Why is that important? Well, if we go back to Galileo's ship, notice that Galileo was very careful to not allow any of the experiments to involve the relative motion of the outside sea water. Now if you want to take a hypothetical cosmic rest frame, you can even use a non-hypothetical one, namely the CMB rest frame (also see this and this relevant Phys.SE posts).

But what would it mean that we can detect motion relative to this CMB rest frame? Nothing fundamental at all. The laws of physics are still the same regardless of the frame where we measure the CMB, and in fact we would understand the anisotropies of the CMB in terms of the same universal laws of physics. So it's no more fundamental to move relative to the CMB which is (probably) spread all throughout the Cosmos, than it is to move relative to Paris; naturally, if your experiment involves measuring the distance to the Eiffel tower, you're going to get different results depending on your frame. Does that mean the laws of physics are different between frames? No, because no physical law says anything about the distance to the Eiffel tower being invariant, hence nothing special or exciting is happening here.

So I contend that Galileo did phrase his relativity principle with all physical laws in mind, not just the case of motion/kinematics as you suggest. He may not have put it that way, but concretely speaking, note that the experiments he tells you to carry out in your inertial ship are not only about kinematics. They are also related to forces, like gravity in the case of the falling drops, etc.

Galileo is essentially telling us that we can take a finite "piece" of the world, in the form of the ship, sail it with uniform velocity through the rest of the universe, and there will be no way to detect that via experiments done within the ship, with "curtains closed".
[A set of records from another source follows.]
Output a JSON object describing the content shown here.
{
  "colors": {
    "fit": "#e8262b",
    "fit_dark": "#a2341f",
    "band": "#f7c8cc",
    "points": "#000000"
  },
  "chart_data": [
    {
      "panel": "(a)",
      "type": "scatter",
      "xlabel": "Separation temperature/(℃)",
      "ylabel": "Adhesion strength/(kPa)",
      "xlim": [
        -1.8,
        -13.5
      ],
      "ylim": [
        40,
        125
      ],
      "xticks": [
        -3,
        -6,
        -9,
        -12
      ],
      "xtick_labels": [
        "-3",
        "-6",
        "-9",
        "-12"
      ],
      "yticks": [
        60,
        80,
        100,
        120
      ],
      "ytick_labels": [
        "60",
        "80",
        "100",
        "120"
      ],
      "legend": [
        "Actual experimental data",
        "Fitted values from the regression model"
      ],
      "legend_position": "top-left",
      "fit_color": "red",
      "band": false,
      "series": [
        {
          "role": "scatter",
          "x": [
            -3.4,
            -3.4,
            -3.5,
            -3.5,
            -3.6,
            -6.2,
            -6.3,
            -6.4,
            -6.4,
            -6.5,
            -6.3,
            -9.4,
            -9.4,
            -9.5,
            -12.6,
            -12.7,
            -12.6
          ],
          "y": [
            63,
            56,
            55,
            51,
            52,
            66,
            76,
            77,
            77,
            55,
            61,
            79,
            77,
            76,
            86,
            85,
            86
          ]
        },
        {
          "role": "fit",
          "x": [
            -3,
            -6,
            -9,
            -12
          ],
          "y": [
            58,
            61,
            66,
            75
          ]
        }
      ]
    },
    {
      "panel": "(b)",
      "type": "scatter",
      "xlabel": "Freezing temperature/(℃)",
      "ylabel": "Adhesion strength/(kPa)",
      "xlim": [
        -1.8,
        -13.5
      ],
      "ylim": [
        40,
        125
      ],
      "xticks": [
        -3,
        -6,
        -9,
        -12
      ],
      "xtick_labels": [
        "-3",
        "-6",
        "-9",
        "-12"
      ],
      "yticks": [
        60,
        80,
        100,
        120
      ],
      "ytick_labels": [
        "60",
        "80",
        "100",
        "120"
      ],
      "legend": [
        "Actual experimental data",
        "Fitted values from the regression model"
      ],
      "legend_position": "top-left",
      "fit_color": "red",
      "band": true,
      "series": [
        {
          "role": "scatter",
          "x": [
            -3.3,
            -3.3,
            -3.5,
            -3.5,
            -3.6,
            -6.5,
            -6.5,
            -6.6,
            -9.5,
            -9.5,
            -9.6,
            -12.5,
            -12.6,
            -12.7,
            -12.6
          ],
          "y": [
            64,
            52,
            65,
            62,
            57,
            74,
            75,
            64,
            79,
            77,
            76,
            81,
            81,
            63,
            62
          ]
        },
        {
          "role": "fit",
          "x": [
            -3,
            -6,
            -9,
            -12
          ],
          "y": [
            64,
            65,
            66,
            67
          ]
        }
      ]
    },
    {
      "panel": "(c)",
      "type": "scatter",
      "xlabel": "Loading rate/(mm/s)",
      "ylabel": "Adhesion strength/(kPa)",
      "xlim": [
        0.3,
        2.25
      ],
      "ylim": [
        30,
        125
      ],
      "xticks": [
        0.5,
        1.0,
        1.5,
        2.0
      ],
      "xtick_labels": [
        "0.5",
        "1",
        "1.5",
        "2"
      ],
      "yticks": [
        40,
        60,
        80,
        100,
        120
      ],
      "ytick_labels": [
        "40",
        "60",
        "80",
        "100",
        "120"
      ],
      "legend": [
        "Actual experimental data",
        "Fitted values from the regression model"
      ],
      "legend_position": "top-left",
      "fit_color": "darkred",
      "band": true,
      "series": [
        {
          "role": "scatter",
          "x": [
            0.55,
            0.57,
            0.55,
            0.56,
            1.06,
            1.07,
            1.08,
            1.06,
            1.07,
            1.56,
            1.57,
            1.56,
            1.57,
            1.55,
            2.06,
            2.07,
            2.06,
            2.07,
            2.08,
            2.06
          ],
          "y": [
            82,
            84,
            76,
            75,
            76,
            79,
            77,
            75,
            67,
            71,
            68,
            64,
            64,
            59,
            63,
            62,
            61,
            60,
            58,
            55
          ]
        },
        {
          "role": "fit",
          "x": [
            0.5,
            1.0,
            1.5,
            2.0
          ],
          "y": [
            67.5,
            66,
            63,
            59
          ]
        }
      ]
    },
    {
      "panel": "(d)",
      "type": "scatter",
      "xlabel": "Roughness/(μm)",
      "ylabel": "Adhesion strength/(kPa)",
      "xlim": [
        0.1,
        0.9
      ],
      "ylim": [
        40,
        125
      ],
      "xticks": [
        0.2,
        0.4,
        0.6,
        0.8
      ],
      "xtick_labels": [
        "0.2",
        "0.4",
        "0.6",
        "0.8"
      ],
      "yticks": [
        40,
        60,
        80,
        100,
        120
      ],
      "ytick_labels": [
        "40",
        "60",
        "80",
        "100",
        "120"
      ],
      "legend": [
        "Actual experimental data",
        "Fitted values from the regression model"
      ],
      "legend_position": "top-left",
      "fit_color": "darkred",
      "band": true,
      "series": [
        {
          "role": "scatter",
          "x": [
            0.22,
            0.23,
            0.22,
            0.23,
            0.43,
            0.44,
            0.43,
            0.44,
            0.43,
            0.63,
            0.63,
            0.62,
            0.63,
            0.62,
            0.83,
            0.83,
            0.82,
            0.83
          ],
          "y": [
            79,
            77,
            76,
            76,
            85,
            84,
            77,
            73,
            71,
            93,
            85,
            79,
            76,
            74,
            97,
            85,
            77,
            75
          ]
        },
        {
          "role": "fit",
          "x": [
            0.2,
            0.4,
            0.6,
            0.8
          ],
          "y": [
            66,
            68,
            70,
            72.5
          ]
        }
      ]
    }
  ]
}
Now Einstein came along and applied this same principle in one important way: in postulating that the speed of light is a universal constant, hence promoting this specific measurement of speed to the level of a physical law. So as long as we are discussing only SR, but not GR yet, I disagree that Einstein's principle is different than Galileo's; it was only the application of that principle to the speed of light which was new.

I do agree that Einstein's further extending this idea to all frames is something more. But for one and one reason only, that it also encompasses non-inertial frames. Whether we call this generalization a "general relativity principle" or a "general covariance principle" is just a matter of words; perhaps "relativity" is more likely to make one think of inertial motion, so it may be better to use general covariance/invariance. But again, I think both the relativity and the general covariance principles were always meant to refer to the invariance of physical laws in general, whether we limit ourselves to inertial frames where the laws take a simpler form, or whether we take the more general case where all frames are under consideration.